IP Cases & Articles

EPO streamlines patent application to grant

Frustration and grumbles about the sometimes extraordinary lengths of time the European Patent Office (EPO) can take to process a patent application through to grant are commonplace. Following consultation the EPO has now announced an ’Early Certainty from Search’ scheme aimed at improving its service

The scheme, which came into force in July 2014, has the following objectives:

• Search reports and accompanying patentability opinions should be issued within six months from filing for all applications. At present this service is limited to European applications which are first filings (about 20% of all European applications).

• Completion of examinations which have already been started will be prioritised over starting new examinations. This is aimed at clearing the back-log of partially examined old applications.

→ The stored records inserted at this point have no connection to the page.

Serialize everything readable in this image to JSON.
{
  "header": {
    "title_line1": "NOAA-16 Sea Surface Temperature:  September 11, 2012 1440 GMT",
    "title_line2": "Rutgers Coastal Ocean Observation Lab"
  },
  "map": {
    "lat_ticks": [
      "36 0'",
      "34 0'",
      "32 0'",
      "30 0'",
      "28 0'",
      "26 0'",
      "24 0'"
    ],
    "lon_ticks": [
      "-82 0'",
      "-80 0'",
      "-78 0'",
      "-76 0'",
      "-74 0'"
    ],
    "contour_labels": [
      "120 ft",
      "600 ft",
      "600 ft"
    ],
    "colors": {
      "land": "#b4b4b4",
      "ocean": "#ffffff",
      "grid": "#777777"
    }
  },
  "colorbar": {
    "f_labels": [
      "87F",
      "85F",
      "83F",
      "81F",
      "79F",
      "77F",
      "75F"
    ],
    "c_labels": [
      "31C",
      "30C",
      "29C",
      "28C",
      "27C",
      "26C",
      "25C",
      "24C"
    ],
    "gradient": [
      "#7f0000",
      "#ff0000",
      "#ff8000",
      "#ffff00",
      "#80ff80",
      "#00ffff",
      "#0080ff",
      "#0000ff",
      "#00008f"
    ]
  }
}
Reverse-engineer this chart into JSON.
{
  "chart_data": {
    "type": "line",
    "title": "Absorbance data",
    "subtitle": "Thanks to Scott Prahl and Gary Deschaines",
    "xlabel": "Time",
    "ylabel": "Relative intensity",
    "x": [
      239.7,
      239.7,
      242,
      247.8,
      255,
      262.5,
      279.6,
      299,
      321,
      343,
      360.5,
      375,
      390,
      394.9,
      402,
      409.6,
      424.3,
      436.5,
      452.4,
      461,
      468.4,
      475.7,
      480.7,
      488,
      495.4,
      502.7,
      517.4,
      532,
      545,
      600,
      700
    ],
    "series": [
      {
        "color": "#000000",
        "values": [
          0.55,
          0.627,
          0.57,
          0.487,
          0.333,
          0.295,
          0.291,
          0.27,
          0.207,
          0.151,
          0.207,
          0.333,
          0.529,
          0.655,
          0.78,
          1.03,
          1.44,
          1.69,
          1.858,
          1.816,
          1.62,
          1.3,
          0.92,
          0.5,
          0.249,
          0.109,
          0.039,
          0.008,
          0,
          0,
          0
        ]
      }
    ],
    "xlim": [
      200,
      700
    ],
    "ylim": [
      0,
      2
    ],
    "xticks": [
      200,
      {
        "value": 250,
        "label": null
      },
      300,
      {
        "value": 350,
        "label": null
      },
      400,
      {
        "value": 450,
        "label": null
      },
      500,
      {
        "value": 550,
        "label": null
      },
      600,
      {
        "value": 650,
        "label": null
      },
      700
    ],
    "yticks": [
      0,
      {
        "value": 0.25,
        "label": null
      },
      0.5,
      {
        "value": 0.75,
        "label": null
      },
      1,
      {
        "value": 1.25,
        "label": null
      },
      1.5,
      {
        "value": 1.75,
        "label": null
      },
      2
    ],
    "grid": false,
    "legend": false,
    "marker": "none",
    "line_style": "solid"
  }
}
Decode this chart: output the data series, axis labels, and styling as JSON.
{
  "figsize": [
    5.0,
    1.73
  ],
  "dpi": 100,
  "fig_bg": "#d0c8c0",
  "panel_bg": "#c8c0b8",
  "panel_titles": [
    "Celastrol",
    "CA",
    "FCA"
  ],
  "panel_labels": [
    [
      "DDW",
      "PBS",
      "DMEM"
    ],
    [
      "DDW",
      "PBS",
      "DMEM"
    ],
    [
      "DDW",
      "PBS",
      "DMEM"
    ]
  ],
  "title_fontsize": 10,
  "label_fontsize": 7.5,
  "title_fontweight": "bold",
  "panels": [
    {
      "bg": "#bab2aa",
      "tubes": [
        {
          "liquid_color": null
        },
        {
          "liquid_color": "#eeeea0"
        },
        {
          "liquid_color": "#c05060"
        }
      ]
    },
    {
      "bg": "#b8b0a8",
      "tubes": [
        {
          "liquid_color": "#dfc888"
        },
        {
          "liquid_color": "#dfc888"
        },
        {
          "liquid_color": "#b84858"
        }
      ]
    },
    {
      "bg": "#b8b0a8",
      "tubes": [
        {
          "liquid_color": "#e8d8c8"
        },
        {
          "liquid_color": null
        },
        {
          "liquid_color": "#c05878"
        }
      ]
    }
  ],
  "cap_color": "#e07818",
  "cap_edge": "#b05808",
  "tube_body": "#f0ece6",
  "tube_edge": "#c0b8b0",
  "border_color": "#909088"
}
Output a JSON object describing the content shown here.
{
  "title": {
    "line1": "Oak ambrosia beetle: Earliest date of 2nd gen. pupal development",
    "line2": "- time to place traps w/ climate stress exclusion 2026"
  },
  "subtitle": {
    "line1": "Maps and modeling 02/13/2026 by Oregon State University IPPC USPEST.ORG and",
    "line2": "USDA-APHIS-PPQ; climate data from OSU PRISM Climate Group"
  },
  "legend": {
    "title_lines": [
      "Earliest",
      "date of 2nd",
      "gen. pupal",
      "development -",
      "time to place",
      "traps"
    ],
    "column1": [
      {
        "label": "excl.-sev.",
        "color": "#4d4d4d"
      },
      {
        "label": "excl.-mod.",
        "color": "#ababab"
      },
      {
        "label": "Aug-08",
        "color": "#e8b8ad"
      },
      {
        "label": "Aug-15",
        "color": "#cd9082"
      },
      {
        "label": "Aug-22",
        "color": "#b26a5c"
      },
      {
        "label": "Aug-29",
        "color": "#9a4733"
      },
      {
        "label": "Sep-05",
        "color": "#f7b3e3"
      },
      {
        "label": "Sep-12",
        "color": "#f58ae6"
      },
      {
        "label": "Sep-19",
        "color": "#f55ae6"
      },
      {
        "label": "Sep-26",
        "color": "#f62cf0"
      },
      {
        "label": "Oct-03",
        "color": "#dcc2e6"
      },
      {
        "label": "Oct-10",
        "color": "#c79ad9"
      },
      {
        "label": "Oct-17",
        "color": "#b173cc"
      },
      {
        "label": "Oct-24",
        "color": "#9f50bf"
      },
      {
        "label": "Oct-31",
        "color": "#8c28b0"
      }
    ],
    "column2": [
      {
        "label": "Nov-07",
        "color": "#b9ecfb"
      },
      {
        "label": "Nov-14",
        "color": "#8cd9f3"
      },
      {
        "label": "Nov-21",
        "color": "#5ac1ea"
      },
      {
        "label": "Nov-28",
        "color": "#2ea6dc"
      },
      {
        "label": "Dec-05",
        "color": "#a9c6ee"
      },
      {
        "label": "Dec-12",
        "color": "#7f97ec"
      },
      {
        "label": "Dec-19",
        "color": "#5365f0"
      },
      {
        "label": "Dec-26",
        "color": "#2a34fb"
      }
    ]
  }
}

• Grant of applications which have received a positive search report and opinion will be expedited.

• Processing of applications on which non-anonymous substantiated third party observations are filed will be prioritised, using the existing PACE programme for accelerated prosecution. This ability to accelerate prosecution of another party’s application offers an interesting new competitive tactic. However, many PACE requests currently filed do not produce the desired acceleration owing to excessive EPO workloads, so the tactic may not prove of use or interest.

• Handling of opposition, limitation and revocation cases will be prioritised. This will presumably be at the expense of some other procedures, although which might suffer has not been made clear. However, a faster opposition process will no doubt be welcome news to many. Oppositions can currently drag on for several years and so compare unfavourably with the USPTO’s new (albeit much more expensive) post-grant and inter-partes review procedures which must conclude within a year.

Hence, the scheme does not offer increased speed across all stages of prosecution. Indeed, one wonders what will become of those applications which have received the promised prompt search report and opinion but not yet had an examination report, and which therefore fall between two tenets of the scheme. The EPO’s intention is not to provide a swift grant for all, however (probably this is too ambitious, and indeed is not always desired by applicants). Rather, the concentrating of examiner time on searches aims to improve certainty for companies and inventors by providing meaningful patentability data to inform patenting strategies at an early stage. Benefit to the public in the form of enhanced transparency by offering an early overview of prior art and patentability is also cited.